Supporters of the Palestinian movement see Waters as the rare figure of courage willing to risk the hatred of the Jewish community by wholeheartedly supporting their cause. On the flip side, Waters wasn’t helped by the fact that his former Pink Floyd partner, David Gilmour, signed a statement telling Waters he was “anti-Semitic to your rotten core.” He was penned by Gilmore’s wife, Polly Samson, who also said that Waters is also a Putin apologist, a liar, a thief, a hypocrite, a tax evader, an anti-lip, a misogynist, a sick envious, a megalomaniac. Enough of this nonsense.” Gilmour tweeted his wife’s letter, writing that he considered every word “manifestly obvious.”
Although Waters has been defiant in the face of criticism, and even boycotts or cancellations of concerts, he has changed elements of his show in the past in response to accusations of antisemitism. Specifically, after initially championing the Star of David appearing on an evil pig perched above the masses (“like it or not, the Star of David represents Israel”), he has now replaced the one on the pig with the logo of Israeli arms company Elbit Systems.

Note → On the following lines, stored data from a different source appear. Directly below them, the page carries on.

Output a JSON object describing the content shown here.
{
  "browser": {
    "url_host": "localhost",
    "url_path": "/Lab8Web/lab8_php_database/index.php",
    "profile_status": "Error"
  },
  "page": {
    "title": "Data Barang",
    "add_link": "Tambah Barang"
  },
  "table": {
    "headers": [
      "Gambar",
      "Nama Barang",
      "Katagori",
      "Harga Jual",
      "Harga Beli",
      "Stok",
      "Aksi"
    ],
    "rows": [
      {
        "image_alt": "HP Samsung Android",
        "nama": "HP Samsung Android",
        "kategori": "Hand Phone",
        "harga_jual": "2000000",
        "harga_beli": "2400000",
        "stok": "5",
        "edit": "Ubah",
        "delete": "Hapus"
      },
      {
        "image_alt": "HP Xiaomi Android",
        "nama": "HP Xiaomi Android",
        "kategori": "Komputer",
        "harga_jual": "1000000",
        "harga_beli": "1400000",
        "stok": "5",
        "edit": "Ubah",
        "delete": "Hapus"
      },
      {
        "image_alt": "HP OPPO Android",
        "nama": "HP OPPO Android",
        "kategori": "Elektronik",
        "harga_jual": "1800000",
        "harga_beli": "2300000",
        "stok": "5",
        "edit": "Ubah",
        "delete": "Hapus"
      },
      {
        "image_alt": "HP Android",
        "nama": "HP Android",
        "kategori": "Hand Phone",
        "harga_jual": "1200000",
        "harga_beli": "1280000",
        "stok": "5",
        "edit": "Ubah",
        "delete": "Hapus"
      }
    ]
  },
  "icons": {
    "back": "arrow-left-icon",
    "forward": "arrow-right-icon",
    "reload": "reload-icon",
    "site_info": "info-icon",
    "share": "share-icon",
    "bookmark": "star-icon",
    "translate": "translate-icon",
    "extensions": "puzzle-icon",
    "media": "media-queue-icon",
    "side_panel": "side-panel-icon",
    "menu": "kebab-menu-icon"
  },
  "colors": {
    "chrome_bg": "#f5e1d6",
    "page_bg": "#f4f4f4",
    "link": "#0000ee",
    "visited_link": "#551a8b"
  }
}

Ever willing to wade in political waters where few other stars would dare tread, Waters has sparked a geopolitical dispute that has little to do with Israel or the Palestinians either, and has regularly criticized American foreign policy, be it under Republican or Democratic presidencies. Recently, despite his anti-authoritarian state stance, he has confused many admirers by saying that Russia had historically valid reasons for waging war against Ukraine and was “provoked” into its invasion. He later said in a gushing statement to the United Nations Council, in which he appeared at Russia’s instigation, that he only wanted the two sides to work for peace.
Most Pink Floyd fans would be tempted to overlook Waters’ statements, if they didn’t explicitly agree with them, in order to hear some of the most popular material in rock history performed live, as Waters’ touring continues to thrive. There may have been some brand damage within the music industry, though, as the sale of Pink Floyd’s proposed half-billion-dollar catalog reportedly remained in limbo, with Waters’ inclination toward highly unpopular attitudes cited as one possible possible reason. Buyers may be wary of getting a bed in a bargain.